Siren Head: Toronto artist's monster an unlikely gaming hit
The story of how a 40-foot creature and its five-minute indie game captured the hearts of the gaming community
Siren Head doesn't feel like a full game, so much as a playable teaser for a creature feature. The indie horror game takes less than five minutes to complete: A walk down a forest path, a strange shape moving over the trees, an eerie noise, and finally an encounter with a horrifying, skyscraperlike beast.

It's insubstantial, but it also leaves you wanting more – which may be why the game, from one-man developer Modus Interactive, has become an unlikely sensation.
Before its starring turn in the game, the titular Siren Head – a skeletal, 40-foot-tall nightmare crowned with two megaphones that emit snippets of public broadcasts and air raid sirens – lived exclusively in the artwork of Trevor Henderson.
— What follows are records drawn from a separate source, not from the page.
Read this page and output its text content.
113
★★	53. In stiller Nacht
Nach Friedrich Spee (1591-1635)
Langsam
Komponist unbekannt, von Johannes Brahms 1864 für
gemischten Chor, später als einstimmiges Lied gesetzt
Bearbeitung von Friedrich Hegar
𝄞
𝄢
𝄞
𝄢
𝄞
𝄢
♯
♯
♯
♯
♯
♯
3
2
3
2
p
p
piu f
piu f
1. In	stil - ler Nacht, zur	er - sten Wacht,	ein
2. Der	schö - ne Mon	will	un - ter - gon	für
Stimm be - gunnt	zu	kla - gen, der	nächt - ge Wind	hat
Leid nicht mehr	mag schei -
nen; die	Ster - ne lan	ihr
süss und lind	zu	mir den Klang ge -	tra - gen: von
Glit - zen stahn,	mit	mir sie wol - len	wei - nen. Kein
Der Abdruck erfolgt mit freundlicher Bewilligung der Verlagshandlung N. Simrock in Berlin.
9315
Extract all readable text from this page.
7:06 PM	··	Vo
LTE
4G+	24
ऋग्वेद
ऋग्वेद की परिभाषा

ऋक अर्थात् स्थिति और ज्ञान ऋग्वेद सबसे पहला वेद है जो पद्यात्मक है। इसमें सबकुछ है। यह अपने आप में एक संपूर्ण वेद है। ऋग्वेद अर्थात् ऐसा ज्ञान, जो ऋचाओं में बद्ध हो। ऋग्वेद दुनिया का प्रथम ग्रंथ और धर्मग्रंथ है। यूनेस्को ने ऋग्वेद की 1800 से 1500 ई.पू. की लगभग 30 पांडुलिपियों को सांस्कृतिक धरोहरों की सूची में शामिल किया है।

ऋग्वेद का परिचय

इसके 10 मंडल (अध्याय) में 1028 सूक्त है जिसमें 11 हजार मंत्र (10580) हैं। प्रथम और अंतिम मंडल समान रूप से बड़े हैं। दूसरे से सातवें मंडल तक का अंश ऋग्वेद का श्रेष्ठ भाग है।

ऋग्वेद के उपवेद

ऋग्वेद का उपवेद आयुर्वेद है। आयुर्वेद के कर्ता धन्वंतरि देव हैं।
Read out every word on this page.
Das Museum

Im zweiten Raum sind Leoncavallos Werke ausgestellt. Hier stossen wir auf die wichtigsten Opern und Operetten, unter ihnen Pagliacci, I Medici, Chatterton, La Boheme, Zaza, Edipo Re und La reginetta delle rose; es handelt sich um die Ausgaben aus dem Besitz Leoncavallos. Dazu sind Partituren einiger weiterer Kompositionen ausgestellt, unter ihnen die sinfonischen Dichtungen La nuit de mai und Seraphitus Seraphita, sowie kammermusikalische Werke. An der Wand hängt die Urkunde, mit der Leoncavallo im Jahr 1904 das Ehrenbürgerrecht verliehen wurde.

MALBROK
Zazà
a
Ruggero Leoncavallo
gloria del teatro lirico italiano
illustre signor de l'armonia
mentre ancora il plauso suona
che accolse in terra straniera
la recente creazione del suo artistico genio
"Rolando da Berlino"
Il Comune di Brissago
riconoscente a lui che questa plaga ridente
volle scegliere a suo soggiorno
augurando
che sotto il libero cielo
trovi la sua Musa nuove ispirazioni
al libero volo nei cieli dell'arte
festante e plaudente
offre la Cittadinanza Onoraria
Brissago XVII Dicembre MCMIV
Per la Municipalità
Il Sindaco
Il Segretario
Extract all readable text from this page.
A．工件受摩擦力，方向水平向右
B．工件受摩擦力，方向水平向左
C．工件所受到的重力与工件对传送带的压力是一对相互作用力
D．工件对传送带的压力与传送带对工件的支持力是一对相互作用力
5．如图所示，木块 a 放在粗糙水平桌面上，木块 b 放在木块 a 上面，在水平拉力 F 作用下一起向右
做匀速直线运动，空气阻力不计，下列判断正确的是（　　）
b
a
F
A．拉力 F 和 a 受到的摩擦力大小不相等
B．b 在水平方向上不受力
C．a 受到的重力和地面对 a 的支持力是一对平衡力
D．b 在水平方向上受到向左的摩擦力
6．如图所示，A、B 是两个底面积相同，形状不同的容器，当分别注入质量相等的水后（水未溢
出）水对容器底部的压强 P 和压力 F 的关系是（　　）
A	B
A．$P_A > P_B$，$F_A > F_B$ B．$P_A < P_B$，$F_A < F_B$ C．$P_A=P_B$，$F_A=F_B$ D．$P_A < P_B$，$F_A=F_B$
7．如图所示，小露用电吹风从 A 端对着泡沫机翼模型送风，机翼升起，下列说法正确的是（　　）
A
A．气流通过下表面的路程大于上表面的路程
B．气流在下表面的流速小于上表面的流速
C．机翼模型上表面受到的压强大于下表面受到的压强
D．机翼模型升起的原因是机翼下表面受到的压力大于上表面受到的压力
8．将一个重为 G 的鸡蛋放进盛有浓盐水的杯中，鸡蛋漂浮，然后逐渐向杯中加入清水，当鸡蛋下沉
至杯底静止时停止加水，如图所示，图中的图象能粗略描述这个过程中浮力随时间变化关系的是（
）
The Toronto-based horror illustrator has earned a considerable following for his found footage-style illustrations of various creepy creatures.
Since its debut in 2018, Siren Head has enjoyed popularity among indie horror fans and creepypasta aficionados, earning status as something of a modern urban legend (along with Henderson's other most enduring creation, a bony critter named Long Horse).
Modus' brief game, the result of a PS1-inspired game jam, was released in late 2018 but didn't get broadly played right away. Instead, a popular mod for Fallout 4 released earlier this year, in which Siren Head's eerie PSAs and sirens warble across the foggy landscape before its massive frame materializes through the fog, has finally catapulted the "horrible human-eating Eldrich thing," as Henderson lovingly refers to him, to indie gaming stardom.